I already have a large body of rules and score modifiers in my SpamAssassin local.cf file so, although I could have used Procmail by itself for spam filtering and sorting, it would have taken a lot of work to convert all of those rules. I also think SpamAssassin does a better job of scoring because it does not rely on a single rule to match, but rather the aggregate score from all the rules, as well as scores from Bayesian filtering.

Procmail works very well when matches can be made very explicit with known strings, such as the ones I have configured MIMEDefang to place in the subject line. I think Procmail works better as a final sorting stage in the spam-filtering process than as a complete solution by itself. That said, I know that many admins have made complete spam filtering solutions using nothing more than Procmail.

Now that I have server-side filtering in place, I am somewhat less limited in my choice of email clients, because I no longer need a client that performs filtering and sorting. Nor do I need to leave an email client running all the time to perform that filtering and sorting.

Reports of Procmail's demise are greatly exaggerated

In my research for this article, I found a number of Google results (dating from 2001 to 2013) that declared Procmail to be dead.

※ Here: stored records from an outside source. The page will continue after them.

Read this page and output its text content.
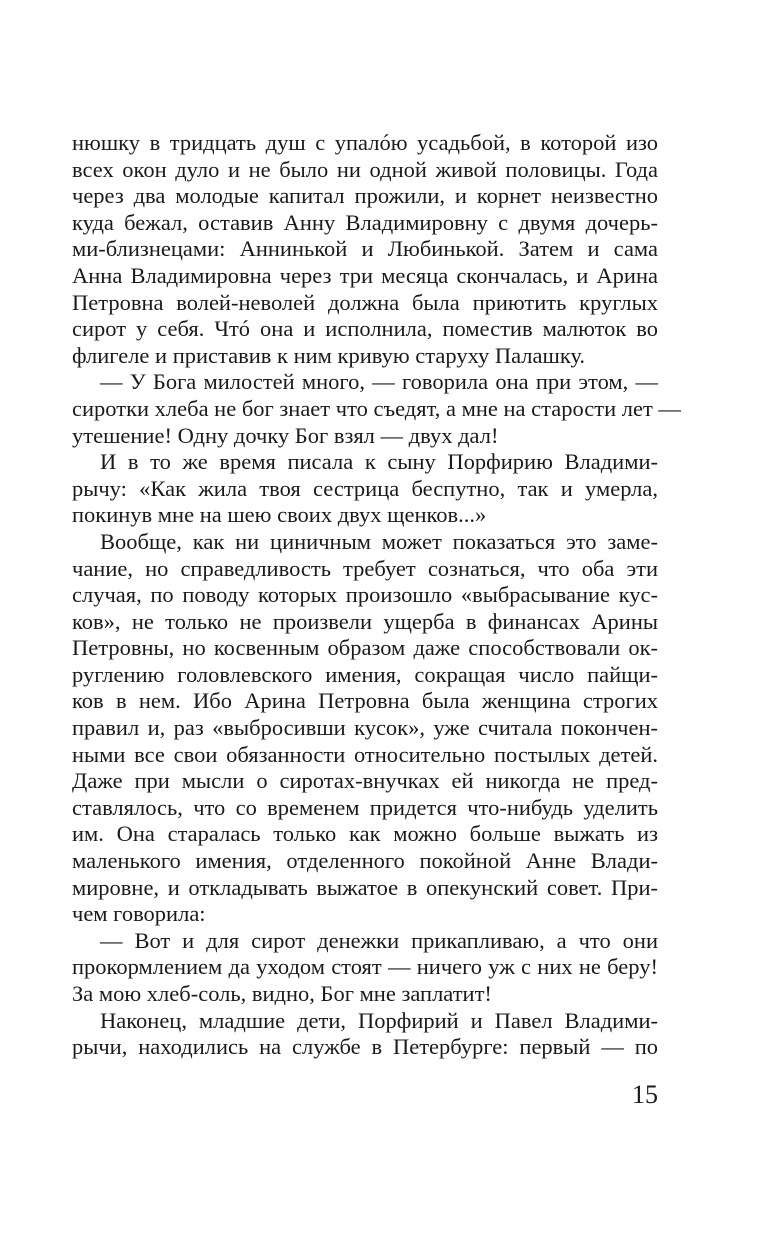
нюшку в тридцать душ с упалóю усадьбой, в которой изо
всех окон дуло и не было ни одной живой половицы. Года
через два молодые капитал прожили, и корнет неизвестно
куда бежал, оставив Анну Владимировну с двумя дочерь-
ми-близнецами: Аннинькой и Любинькой. Затем и сама
Анна Владимировна через три месяца скончалась, и Арина
Петровна волей-неволей должна была приютить круглых
сирот у себя. Чтó она и исполнила, поместив малюток во
флигеле и приставив к ним кривую старуху Палашку.
— У Бога милостей много, — говорила она при этом, —
сиротки хлеба не бог знает что съедят, а мне на старости лет —
утешение! Одну дочку Бог взял — двух дал!
И в то же время писала к сыну Порфирию Владими-
рычу: «Как жила твоя сестрица беспутно, так и умерла,
покинув мне на шею своих двух щенков...»
Вообще, как ни циничным может показаться это заме-
чание, но справедливость требует сознаться, что оба эти
случая, по поводу которых произошло «выбрасывание кус-
ков», не только не произвели ущерба в финансах Арины
Петровны, но косвенным образом даже способствовали ок-
руглению головлевского имения, сокращая число пайщи-
ков в нем. Ибо Арина Петровна была женщина строгих
правил и, раз «выбросивши кусок», уже считала покончен-
ными все свои обязанности относительно постылых детей.
Даже при мысли о сиротах-внучках ей никогда не пред-
ставлялось, что со временем придется что-нибудь уделить
им. Она старалась только как можно больше выжать из
маленького имения, отделенного покойной Анне Влади-
мировне, и откладывать выжатое в опекунский совет. При-
чем говорила:
— Вот и для сирот денежки прикапливаю, а что они
прокормлением да уходом стоят — ничего уж с них не беру!
За мою хлеб-соль, видно, Бог мне заплатит!
Наконец, младшие дети, Порфирий и Павел Владими-
рычи, находились на службе в Петербурге: первый — по
15
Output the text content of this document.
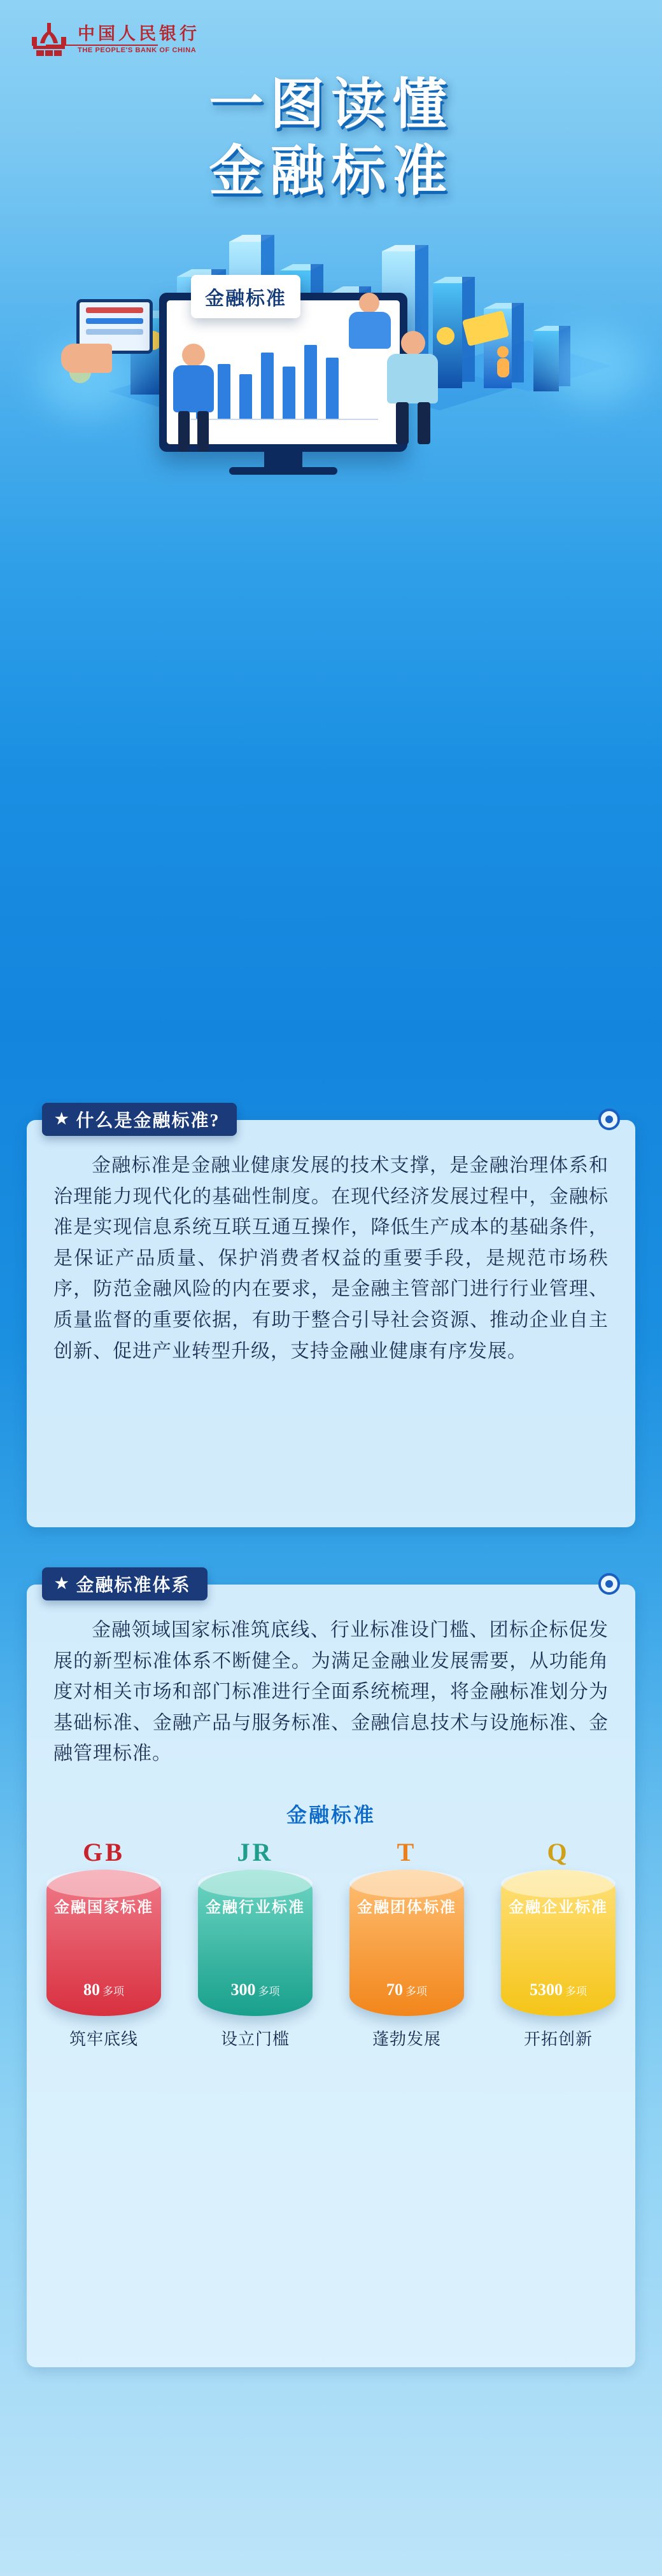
中国人民银行
THE PEOPLE'S BANK OF CHINA
一图读懂
金融标准
金融标准
金融标准是金融业健康发展的技术支撑，是金融治理体系和治理能力现代化的基础性制度。在现代经济发展过程中，金融标准是实现信息系统互联互通互操作，降低生产成本的基础条件，是保证产品质量、保护消费者权益的重要手段，是规范市场秩序，防范金融风险的内在要求，是金融主管部门进行行业管理、质量监督的重要依据，有助于整合引导社会资源、推动企业自主创新、促进产业转型升级，支持金融业健康有序发展。
★ 什么是金融标准?
金融领域国家标准筑底线、行业标准设门槛、团标企标促发展的新型标准体系不断健全。为满足金融业发展需要，从功能角度对相关市场和部门标准进行全面系统梳理，将金融标准划分为基础标准、金融产品与服务标准、金融信息技术与设施标准、金融管理标准。
金融标准
GB
金融国家标准
80 多项
筑牢底线
JR
金融行业标准
300 多项
设立门槛
T
金融团体标准
70 多项
蓬勃发展
Q
金融企业标准
5300 多项
开拓创新
★ 金融标准体系
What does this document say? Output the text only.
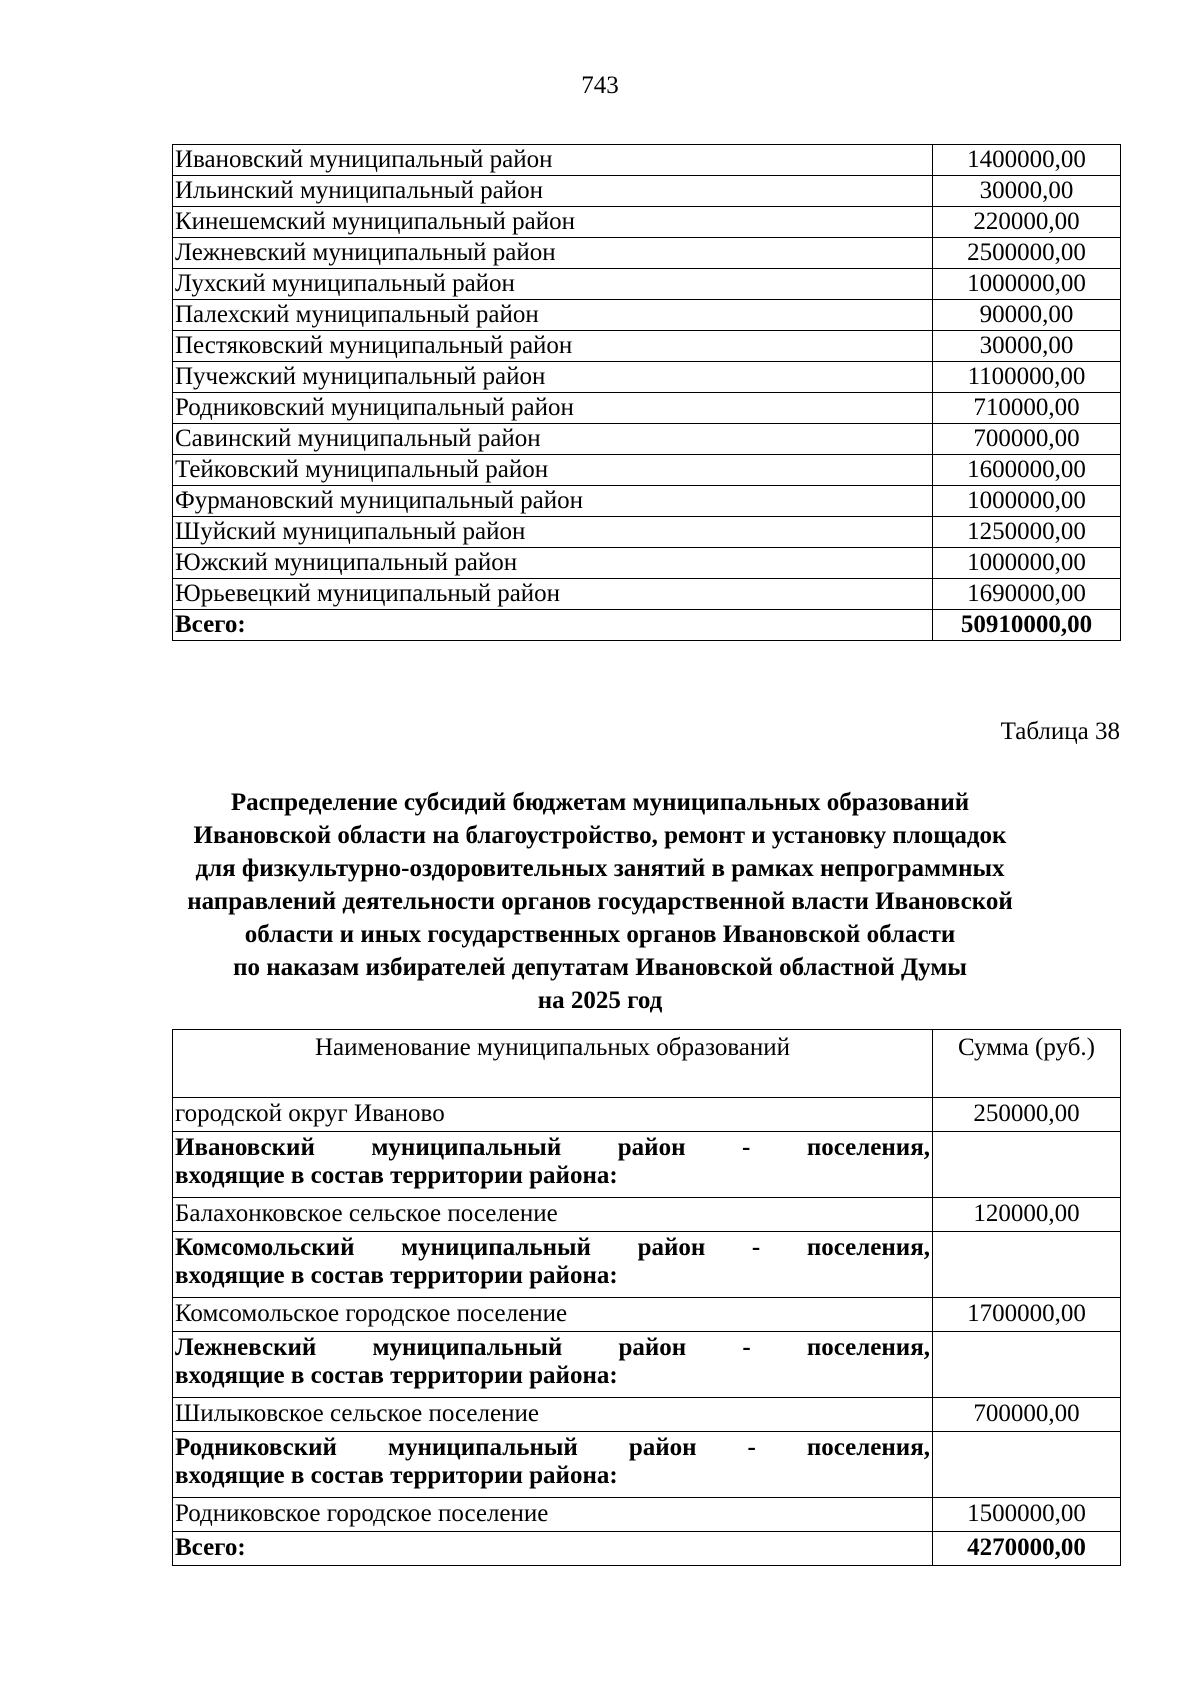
743
Ивановский муниципальный район	1400000,00
Ильинский муниципальный район	30000,00
Кинешемский муниципальный район	220000,00
Лежневский муниципальный район	2500000,00
Лухский муниципальный район	1000000,00
Палехский муниципальный район	90000,00
Пестяковский муниципальный район	30000,00
Пучежский муниципальный район	1100000,00
Родниковский муниципальный район	710000,00
Савинский муниципальный район	700000,00
Тейковский муниципальный район	1600000,00
Фурмановский муниципальный район	1000000,00
Шуйский муниципальный район	1250000,00
Южский муниципальный район	1000000,00
Юрьевецкий муниципальный район	1690000,00
Всего:	50910000,00
Таблица 38
Распределение субсидий бюджетам муниципальных образований
Ивановской области на благоустройство, ремонт и установку площадок
для физкультурно-оздоровительных занятий в рамках непрограммных
направлений деятельности органов государственной власти Ивановской
области и иных государственных органов Ивановской области
по наказам избирателей депутатам Ивановской областной Думы
на 2025 год
Наименование муниципальных образований	Сумма (руб.)
городской округ Иваново	250000,00

Ивановский муниципальный район - поселения,
входящие в состав территории района:	
Балахонковское сельское поселение	120000,00

Комсомольский муниципальный район - поселения,
входящие в состав территории района:	
Комсомольское городское поселение	1700000,00

Лежневский муниципальный район - поселения,
входящие в состав территории района:	
Шилыковское сельское поселение	700000,00

Родниковский муниципальный район - поселения,
входящие в состав территории района:	
Родниковское городское поселение	1500000,00
Всего:	4270000,00
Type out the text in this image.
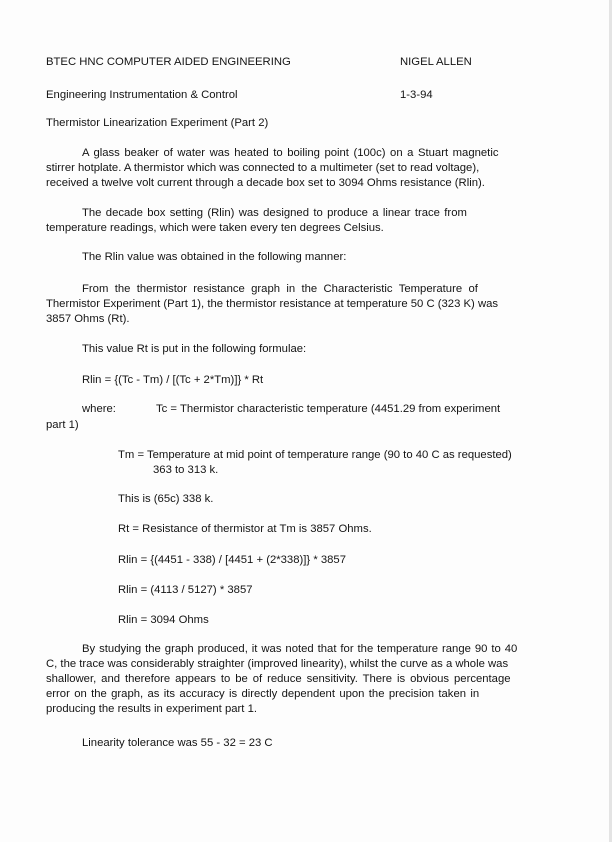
BTEC HNC COMPUTER AIDED ENGINEERING	NIGEL ALLEN
Engineering Instrumentation & Control	1-3-94
Thermistor Linearization Experiment (Part 2)
A glass beaker of water was heated to boiling point (100c) on a Stuart magnetic
stirrer hotplate. A thermistor which was connected to a multimeter (set to read voltage),
received a twelve volt current through a decade box set to 3094 Ohms resistance (Rlin).
The decade box setting (Rlin) was designed to produce a linear trace from
temperature readings, which were taken every ten degrees Celsius.
The Rlin value was obtained in the following manner:
From the thermistor resistance graph in the Characteristic Temperature of
Thermistor Experiment (Part 1), the thermistor resistance at temperature 50 C (323 K) was
3857 Ohms (Rt).
This value Rt is put in the following formulae:
Rlin = {(Tc - Tm) / [(Tc + 2*Tm)]} * Rt
where:	Tc = Thermistor characteristic temperature (4451.29 from experiment
part 1)
Tm = Temperature at mid point of temperature range (90 to 40 C as requested)
363 to 313 k.
This is (65c) 338 k.
Rt = Resistance of thermistor at Tm is 3857 Ohms.
Rlin = {(4451 - 338) / [4451 + (2*338)]} * 3857
Rlin = (4113 / 5127) * 3857
Rlin = 3094 Ohms
By studying the graph produced, it was noted that for the temperature range 90 to 40
C, the trace was considerably straighter (improved linearity), whilst the curve as a whole was
shallower, and therefore appears to be of reduce sensitivity. There is obvious percentage
error on the graph, as its accuracy is directly dependent upon the precision taken in
producing the results in experiment part 1.
Linearity tolerance was 55 - 32 = 23 C
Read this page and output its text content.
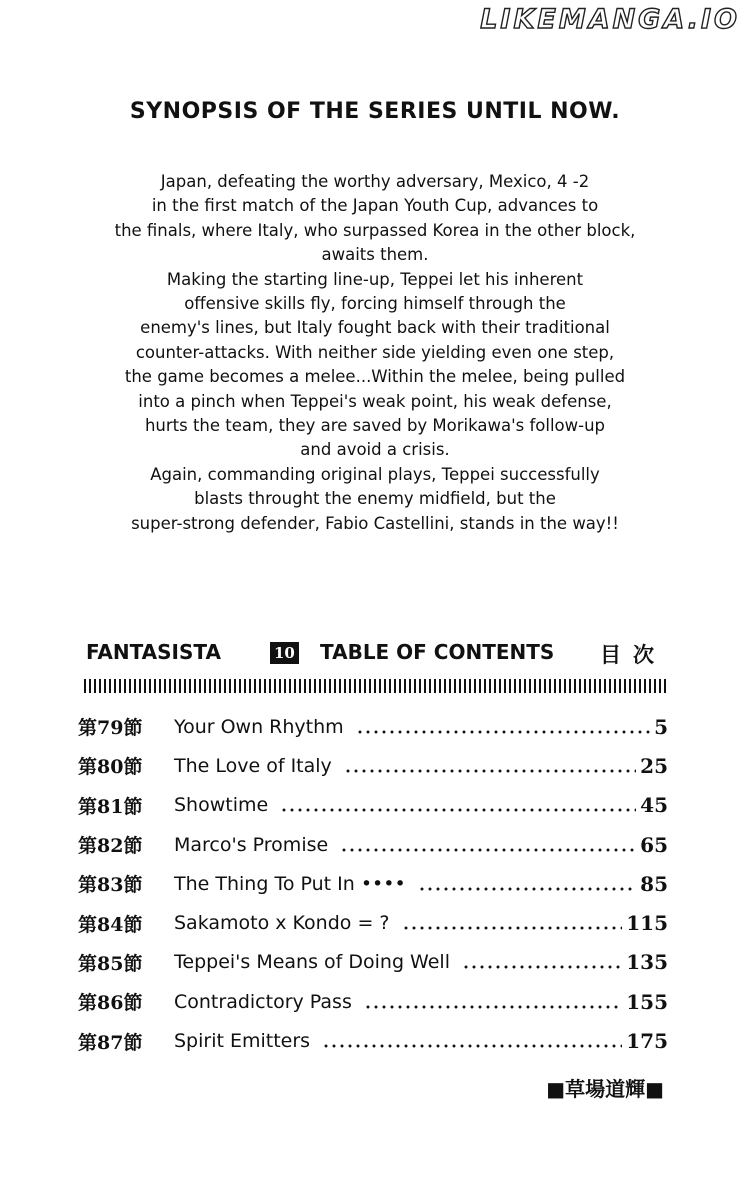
LIKEMANGA.IO
SYNOPSIS OF THE SERIES UNTIL NOW.

Japan, defeating the worthy adversary, Mexico, 4 -2
in the first match of the Japan Youth Cup, advances to
the finals, where Italy, who surpassed Korea in the other block,
awaits them.
Making the starting line-up, Teppei let his inherent
offensive skills fly, forcing himself through the
enemy's lines, but Italy fought back with their traditional
counter-attacks. With neither side yielding even one step,
the game becomes a melee...Within the melee, being pulled
into a pinch when Teppei's weak point, his weak defense,
hurts the team, they are saved by Morikawa's follow-up
and avoid a crisis.
Again, commanding original plays, Teppei successfully
blasts throught the enemy midfield, but the
super-strong defender, Fabio Castellini, stands in the way!!

FANTASISTA	10 TABLE OF CONTENTS 目次
第79節	Your Own Rhythm	5
第80節	The Love of Italy	25
第81節	Showtime	45
第82節	Marco's Promise	65
第83節	The Thing To Put In ••••	85
第84節	Sakamoto x Kondo = ?	115
第85節	Teppei's Means of Doing Well	135
第86節	Contradictory Pass	155
第87節	Spirit Emitters	175
■草場道輝■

Evidence includes broken web pages, missing source code, and a sentence on Wikipedia that declares Procmail to be dead and links to more recent replacements. However, all Red Hat, Fedora, and CentOS distributions install Procmail as the MDA for SendMail. The Red Hat, Fedora, and CentOS repositories all have the source RPMs for Procmail, and the source code is also on GitHub.

Considering Red Hat's continued use of Procmail, I have no problem using this mature software that does its job silently and without fanfare.